I hooked the holoset over my ear like I’d done with Devin’s, though the fit was a little snugger, and she nodded. “Then you push the button to turn it on.” When I lifted my hand, she jumped up.
“Wait!”
“Yes?” I said, my finger poised on top of the button.
Lucy came around the table to the chair beside mine. She whispered, “You won’t tell Mom and Dad, will you?”
Our parents weren’t around. Dad had already left for work, and Mom was upstairs changing so she could take Lucy to school.
“Tell them what?”
“On me, how I use it.”
“Now I can’t wait to see,” I said, and hit the button.
I blinked in confusion. I was inside the game world, but I wasn’t sure what I was seeing.
Just as the day before, a scene popped into being in front of me. The way holosets worked meant the details of the 3D holo projection were visible in detail only to the gamer, who felt like they were inside the game world, which felt so vivid it almost replaced the real one. But to someone looking on it was just a small blur of light and movement sprayed from the earpiece in front of the user’s face.
This was definitely different than the Worlds War Three landscape. It was all pastels and bright colors and nothing was on fire. The grass was princess pink.
“Trippy,” I said, attempting to get my bearings.
“Try not to talk. People in the game can hear you.” Lucy’s hand clutched my arm. “The holoset tracks your pupil movements and that’s how you’ll move.”
But I didn’t want to move, because I noticed the unicorns standing around me.
The biggest one neighed and trotted in front of me, batting enormous sea-green eyes. She was trailed by three others who each had dangerously sharp-looking horns.
“Hey, Deathmetal,” said the unicorn who stopped in front of me. A black ribbon was wound around the right foreleg it lifted to high-five me. Or high-foot me. Whatever you called it when a unicorn did that.
I glanced down. My own unicorn leg was wrapped in the same renegade style, as were the others’. One even had a black bandana knotted around its pearl gray horn. They might have once been delicate pristine versions of the imaginary creatures who represented the players doing word mini-games and running races and visiting castles as part of mastering Unicorn University. But these unicorns had gone bad.
“This feels so real, Luce,” I said. “You can customize it, I take it?”
But even getting the words out was hard. It felt like what was in the game was realer, almost more than reality, than Lucy’s hand on my arm. Or her voice near my ear.
“When you get enough points to graduate,” she said, low and worried.
“What did you do with Deathmetal?” the first unicorn said, taking a menacing step closer.
Lucy ripped the holoset off my ear and put it onto hers. “That was my sister. You see what I mean, right? She’s terrible. Gotta go.” She took off the holoset slowly, but I was having trouble watching her. The kitchen swam in and out, the odd sensation of coming out of the game worse than the day before. It must be because I’d spent a little longer inside.
I’d done some reading on the manufacturer’s website the night before. The more used to the real-sim tech your brain got, the easier it coped with entering the game—and the more careful you had to be when leaving. Some critics questioned whether it meant the technology might be dangerous, capable of making unintended changes in the brain’s neural pathways.
The kitchen stopped swimming after a few moments, and Lucy didn’t seem to be suffering any ill effects. Because she took her time removing it.

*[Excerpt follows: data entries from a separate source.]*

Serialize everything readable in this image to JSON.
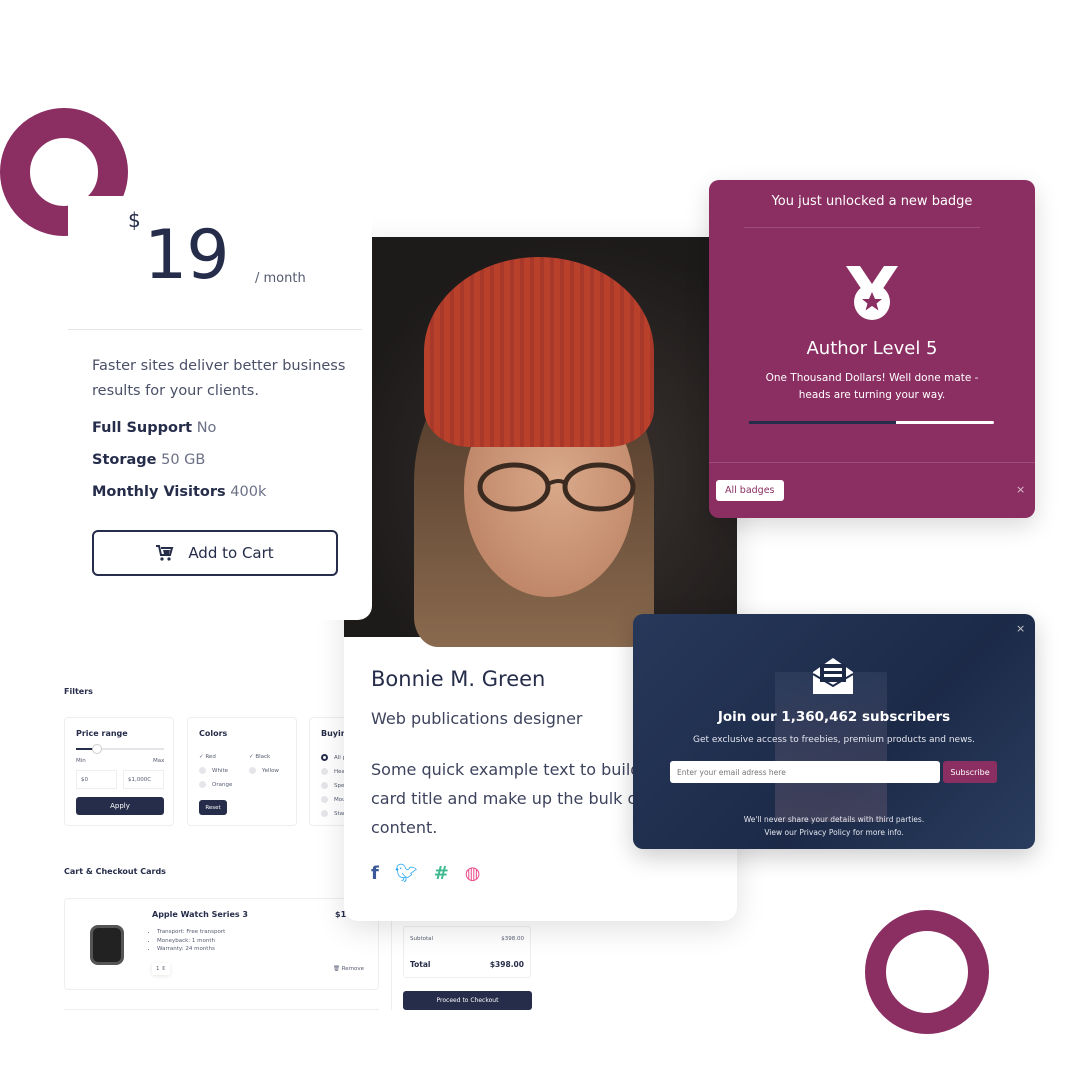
{
  "pricing": {
    "currency": "$",
    "amount": "19",
    "period": "/ month",
    "description": "Faster sites deliver better business results for your clients.",
    "features": [
      {
        "label": "Full Support",
        "value": "No"
      },
      {
        "label": "Storage",
        "value": "50 GB"
      },
      {
        "label": "Monthly Visitors",
        "value": "400k"
      }
    ],
    "cta": "Add to Cart"
  },
  "profile": {
    "name": "Bonnie M. Green",
    "role": "Web publications designer",
    "text": "Some quick example text to build on the card title and make up the bulk of the card's content.",
    "social": [
      "facebook-icon",
      "twitter-icon",
      "slack-icon",
      "dribbble-icon"
    ]
  },
  "badge": {
    "heading": "You just unlocked a new badge",
    "title": "Author Level 5",
    "text": "One Thousand Dollars! Well done mate - heads are turning your way.",
    "progress_percent": 60,
    "button": "All badges",
    "close": "×"
  },
  "subscribe": {
    "close": "×",
    "title": "Join our 1,360,462 subscribers",
    "subtitle": "Get exclusive access to freebies, premium products and news.",
    "placeholder": "Enter your email adress here",
    "button": "Subscribe",
    "note1": "We'll never share your details with third parties.",
    "note2_pre": "View our ",
    "note2_link": "Privacy Policy",
    "note2_post": " for more info."
  },
  "filters": {
    "heading": "Filters",
    "price": {
      "title": "Price range",
      "min_label": "Min",
      "max_label": "Max",
      "min": "$0",
      "max": "$1,000C",
      "apply": "Apply"
    },
    "colors": {
      "title": "Colors",
      "items": [
        {
          "label": "Red",
          "checked": true
        },
        {
          "label": "Black",
          "checked": true
        },
        {
          "label": "White",
          "checked": false
        },
        {
          "label": "Yellow",
          "checked": false
        },
        {
          "label": "Orange",
          "checked": false
        }
      ],
      "reset": "Reset"
    },
    "buying": {
      "title": "Buying",
      "items": [
        "All p",
        "Hea",
        "Spe",
        "Mou",
        "Star"
      ]
    }
  },
  "cart": {
    "heading": "Cart & Checkout Cards",
    "product": "Apple Watch Series 3",
    "price": "$1",
    "bullets": [
      "Transport: Free transport",
      "Moneyback: 1 month",
      "Warranty: 24 months"
    ],
    "qty": "1 ⇕",
    "remove": "Remove",
    "subtotal_label": "Subtotal",
    "subtotal": "$398.00",
    "total_label": "Total",
    "total": "$398.00",
    "checkout": "Proceed to Checkout"
  },
  "colors": {
    "brand": "#8b2e62",
    "navy": "#262d4a"
  }
}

Lucy didn’t say a word, staring down at the holoset as she turned it over in her hands.
When she finally looked up, I’d recovered completely. I crunched a bite of toast and raised my eyebrows. “Lucy,” I said, “are you a killer unicorn?”

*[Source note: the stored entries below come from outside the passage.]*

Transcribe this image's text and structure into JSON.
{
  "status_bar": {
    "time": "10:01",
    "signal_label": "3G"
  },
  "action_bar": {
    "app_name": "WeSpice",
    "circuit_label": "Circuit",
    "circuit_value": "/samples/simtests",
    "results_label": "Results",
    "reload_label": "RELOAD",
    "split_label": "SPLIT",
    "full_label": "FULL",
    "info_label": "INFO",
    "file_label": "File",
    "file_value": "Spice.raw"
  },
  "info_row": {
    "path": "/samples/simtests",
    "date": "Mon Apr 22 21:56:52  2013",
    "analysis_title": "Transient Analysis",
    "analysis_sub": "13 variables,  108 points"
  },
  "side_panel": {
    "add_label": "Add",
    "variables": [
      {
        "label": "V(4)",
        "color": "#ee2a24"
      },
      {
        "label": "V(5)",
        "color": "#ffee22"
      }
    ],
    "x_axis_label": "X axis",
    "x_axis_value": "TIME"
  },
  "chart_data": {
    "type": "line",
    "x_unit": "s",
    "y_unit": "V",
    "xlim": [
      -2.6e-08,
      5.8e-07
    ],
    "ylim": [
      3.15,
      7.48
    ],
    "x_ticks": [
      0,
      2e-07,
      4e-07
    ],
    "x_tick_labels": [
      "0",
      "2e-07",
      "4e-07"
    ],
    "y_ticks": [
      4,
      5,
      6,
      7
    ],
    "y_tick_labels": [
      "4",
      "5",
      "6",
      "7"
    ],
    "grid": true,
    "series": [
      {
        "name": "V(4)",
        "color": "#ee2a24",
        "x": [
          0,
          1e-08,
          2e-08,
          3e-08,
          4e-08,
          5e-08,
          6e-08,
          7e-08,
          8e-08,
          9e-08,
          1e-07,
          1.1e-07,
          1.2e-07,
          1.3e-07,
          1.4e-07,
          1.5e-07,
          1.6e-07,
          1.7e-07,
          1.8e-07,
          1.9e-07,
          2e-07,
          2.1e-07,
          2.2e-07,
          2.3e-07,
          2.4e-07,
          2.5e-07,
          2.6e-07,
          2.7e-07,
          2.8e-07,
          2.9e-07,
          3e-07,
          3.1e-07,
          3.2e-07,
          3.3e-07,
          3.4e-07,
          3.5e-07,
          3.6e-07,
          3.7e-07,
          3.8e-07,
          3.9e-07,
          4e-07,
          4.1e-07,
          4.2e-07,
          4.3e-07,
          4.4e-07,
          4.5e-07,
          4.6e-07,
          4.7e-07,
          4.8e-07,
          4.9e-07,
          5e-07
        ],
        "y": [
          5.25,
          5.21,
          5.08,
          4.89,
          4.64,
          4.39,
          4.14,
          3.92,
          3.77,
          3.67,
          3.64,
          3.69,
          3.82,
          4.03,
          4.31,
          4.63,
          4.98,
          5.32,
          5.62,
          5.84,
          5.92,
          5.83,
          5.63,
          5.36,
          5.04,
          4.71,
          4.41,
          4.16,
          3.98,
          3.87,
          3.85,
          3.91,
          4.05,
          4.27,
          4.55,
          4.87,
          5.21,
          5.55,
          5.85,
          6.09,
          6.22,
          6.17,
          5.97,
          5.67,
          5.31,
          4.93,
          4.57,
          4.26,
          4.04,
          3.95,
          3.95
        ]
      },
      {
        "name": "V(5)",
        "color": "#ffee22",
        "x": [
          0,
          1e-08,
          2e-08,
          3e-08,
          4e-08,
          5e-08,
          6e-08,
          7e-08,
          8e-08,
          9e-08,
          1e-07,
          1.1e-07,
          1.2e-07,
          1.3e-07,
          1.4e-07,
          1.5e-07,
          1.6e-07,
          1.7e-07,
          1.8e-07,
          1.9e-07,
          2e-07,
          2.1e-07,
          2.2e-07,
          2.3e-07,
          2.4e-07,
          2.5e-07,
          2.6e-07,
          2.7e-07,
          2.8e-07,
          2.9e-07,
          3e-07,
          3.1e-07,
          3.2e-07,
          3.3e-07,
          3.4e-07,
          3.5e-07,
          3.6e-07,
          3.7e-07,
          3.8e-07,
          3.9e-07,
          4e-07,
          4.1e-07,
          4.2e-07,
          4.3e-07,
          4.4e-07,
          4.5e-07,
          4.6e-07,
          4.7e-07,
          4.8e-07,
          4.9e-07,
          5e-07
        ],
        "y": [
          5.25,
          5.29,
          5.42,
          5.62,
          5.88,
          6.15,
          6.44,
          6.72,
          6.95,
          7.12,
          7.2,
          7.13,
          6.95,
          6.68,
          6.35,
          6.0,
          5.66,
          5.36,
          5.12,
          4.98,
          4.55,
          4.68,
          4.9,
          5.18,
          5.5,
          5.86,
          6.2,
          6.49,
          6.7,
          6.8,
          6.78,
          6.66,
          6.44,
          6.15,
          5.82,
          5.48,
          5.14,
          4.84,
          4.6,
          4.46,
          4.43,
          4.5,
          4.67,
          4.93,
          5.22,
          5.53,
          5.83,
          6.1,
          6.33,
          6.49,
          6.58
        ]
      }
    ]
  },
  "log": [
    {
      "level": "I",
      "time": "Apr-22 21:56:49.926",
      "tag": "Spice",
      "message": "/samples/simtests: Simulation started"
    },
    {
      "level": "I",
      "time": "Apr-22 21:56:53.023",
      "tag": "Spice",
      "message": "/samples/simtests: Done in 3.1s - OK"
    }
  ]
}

“You promised you wouldn’t tell.”
“I wouldn’t dream of it.” I set the toast back on my plate. “Who are those unicorns?”
“They’re from all over,” she said. “They didn’t want to play stupid unicorns either.”

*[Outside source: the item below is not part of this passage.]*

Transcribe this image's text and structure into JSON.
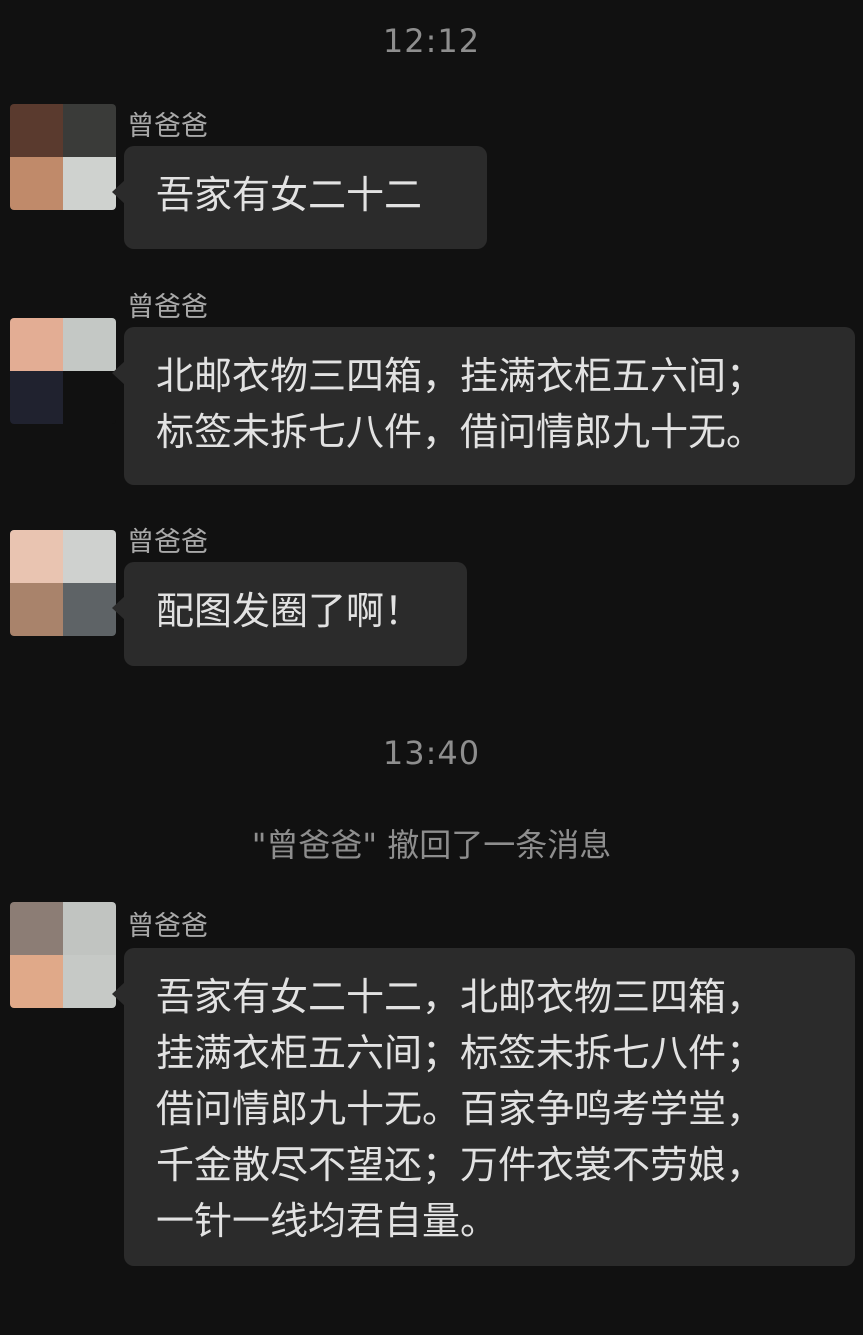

“So you formed a gang.” I was glad she’d made friends in there. Our many moves hadn’t been easy for her either. “Why Deathmetal?”
She shrugged, sheepish. “It was the least unicorn-y name I could come up with.” She bit her lip, and then blurted, “You’re not really terrible, Lois.”
“Thanks for that, sis. Neither are you.”
*
Thirty-five minutes into first period, I breezed into the admin office. The blond assistant was behind her desk, wearing another flowered ensemble and appearing far less frazzled than she had been yesterday.